Blog by Sumana Harihareswara, Changeset founder
A Few Books Influencing Mine
I'm working on a forthcoming book on rejuvenating legacy open source systems. In addition to my bibliography of open source management books/courses, I'm grateful to a few management, teaching, and writing books that have influenced me recently:
Florence Nightingale's Notes on Nursing: What it is, and what it is not, a cranky and thoroughgoing text on management that covers the healing environment as a whole: "let whoever is in charge keep this simple question in her head (not, how can I always do this right thing myself, but) how can I provide for this right thing to be always done?"
Greg Wilson's Teaching Tech Together: How to create and deliver lessons that work and build a teaching community around them, a guide to effective instruction: "We have been talking about mental models as if they were real things, but what actually goes on in a learner's brain when they're learning?
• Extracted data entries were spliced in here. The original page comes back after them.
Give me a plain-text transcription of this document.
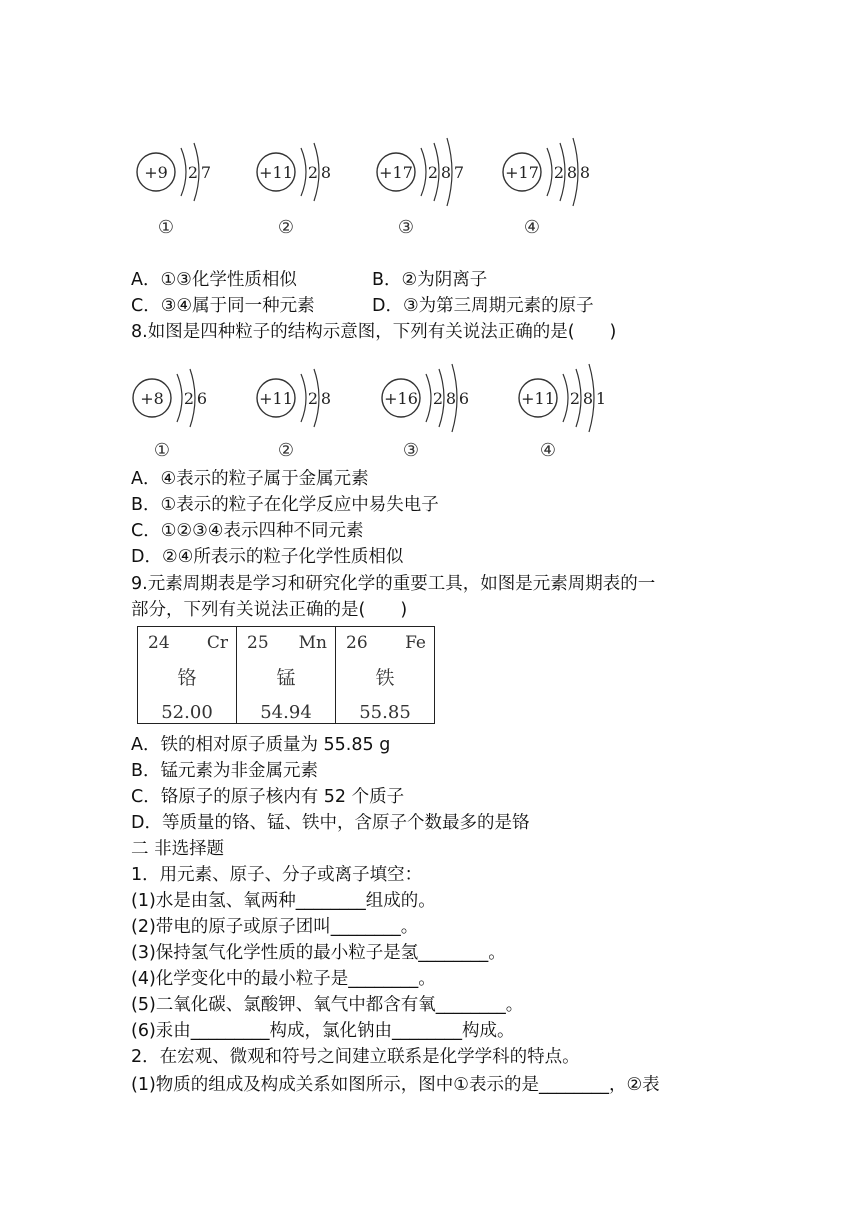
+9 2 7
①
+11 2 8
②
+17 2 8 7
③
+17 2 8 8
④
A．①③化学性质相似	B．②为阴离子
C．③④属于同一种元素	D．③为第三周期元素的原子
8.如图是四种粒子的结构示意图，下列有关说法正确的是(　　)
+8 2 6
①
+11 2 8
②
+16 2 8 6
③
+11 2 8 1
④
A．④表示的粒子属于金属元素
B．①表示的粒子在化学反应中易失电子
C．①②③④表示四种不同元素
D．②④所表示的粒子化学性质相似
9.元素周期表是学习和研究化学的重要工具，如图是元素周期表的一
部分，下列有关说法正确的是(　　)
24 Cr
铬
52.00

25 Mn
锰
54.94

26 Fe
铁
55.85
A．铁的相对原子质量为 55.85 g
B．锰元素为非金属元素
C．铬原子的原子核内有 52 个质子
D．等质量的铬、锰、铁中，含原子个数最多的是铬
二 非选择题
1．用元素、原子、分子或离子填空：
(1)水是由氢、氧两种________组成的。
(2)带电的原子或原子团叫________。
(3)保持氢气化学性质的最小粒子是氢________。
(4)化学变化中的最小粒子是________。
(5)二氧化碳、氯酸钾、氧气中都含有氧________。
(6)汞由_________构成，氯化钠由________构成。
2．在宏观、微观和符号之间建立联系是化学学科的特点。
(1)物质的组成及构成关系如图所示，图中①表示的是________，②表
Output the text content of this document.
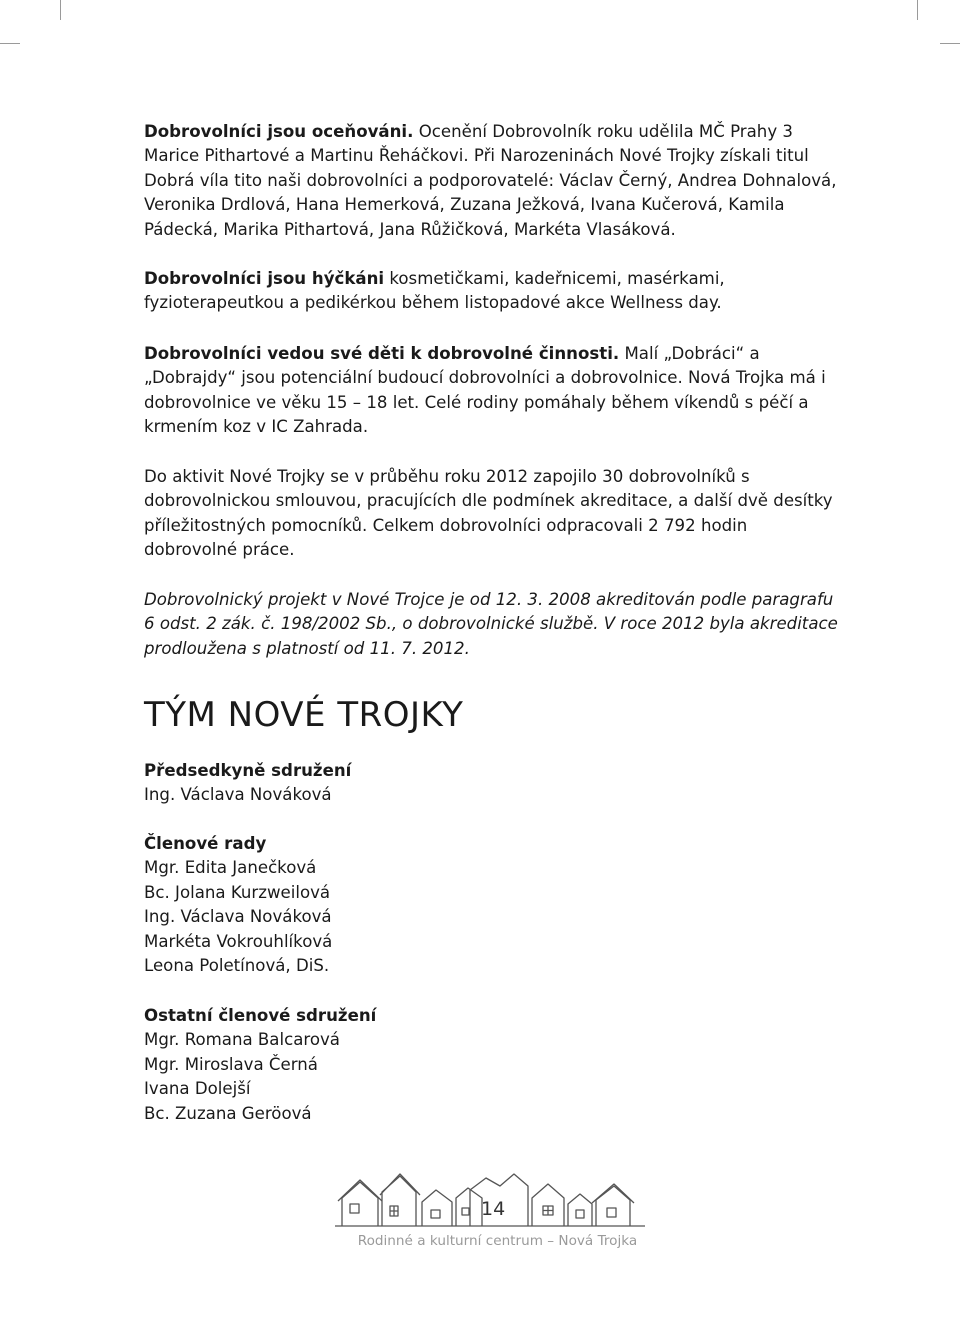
Dobrovolníci jsou oceňováni. Ocenění Dobrovolník roku udělila MČ Prahy 3 Marice Pithartové a Martinu Řeháčkovi. Při Narozeninách Nové Trojky získali titul Dobrá víla tito naši dobrovolníci a podporovatelé: Václav Černý, Andrea Dohnalová, Veronika Drdlová, Hana Hemerková, Zuzana Ježková, Ivana Kučerová, Kamila Pádecká, Marika Pithartová, Jana Růžičková, Markéta Vlasáková.

Dobrovolníci jsou hýčkáni kosmetičkami, kadeřnicemi, masérkami, fyzioterapeutkou a pedikérkou během listopadové akce Wellness day.

Dobrovolníci vedou své děti k dobrovolné činnosti. Malí „Dobráci“ a „Dobrajdy“ jsou potenciální budoucí dobrovolníci a dobrovolnice. Nová Trojka má i dobrovolnice ve věku 15 – 18 let. Celé rodiny pomáhaly během víkendů s péčí a krmením koz v IC Zahrada.

Do aktivit Nové Trojky se v průběhu roku 2012 zapojilo 30 dobrovolníků s dobrovolnickou smlouvou, pracujících dle podmínek akreditace, a další dvě desítky příležitostných pomocníků. Celkem dobrovolníci odpracovali 2 792 hodin dobrovolné práce.

Dobrovolnický projekt v Nové Trojce je od 12. 3. 2008 akreditován podle paragrafu 6 odst. 2 zák. č. 198/2002 Sb., o dobrovolnické službě. V roce 2012 byla akreditace prodloužena s platností od 11. 7. 2012.

TÝM NOVÉ TROJKY
Předsedkyně sdružení
Ing. Václava Nováková
Členové rady
Mgr. Edita Janečková
Bc. Jolana Kurzweilová
Ing. Václava Nováková
Markéta Vokrouhlíková
Leona Poletínová, DiS.
Ostatní členové sdružení
Mgr. Romana Balcarová
Mgr. Miroslava Černá
Ivana Dolejší
Bc. Zuzana Geröová
14
Rodinné a kulturní centrum – Nová Trojka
The short answer is that we don't know; the longer answer is that we know a lot more than we used to....As scary as it is, we are the grownups."
Via a recommendation from Eszter Hargittai on Crooked Timber: Thinking Like Your Editor: How to Write Great Serious Nonfiction and Get It Published by Susan Rabiner and Alfred Fortunato (concentrating on the kind of nonfiction from big publishers that gets reviewed in major newspapers), and So You Want to Publish a Book? by Anne Trubek (who runs a small press). I just read these within the past week. In Trubek's book I particularly appreciated the list of presses and imprints belonging to the Big Five, her breakdown of budgets, her frank appraisal of what helps sell more copies of a book, her thoughts on horizontal solidarity among authors and reader, and her assessment of Amazon's effects on the market. And in Rabiner's and Fortunato's book, I was struck by their in-depth explanation of how to structure a book proposal (and the many examples of what works and what falls flat), their thoughts on what editors are seeking, and their advice on structuring a book and making one's argument fairly.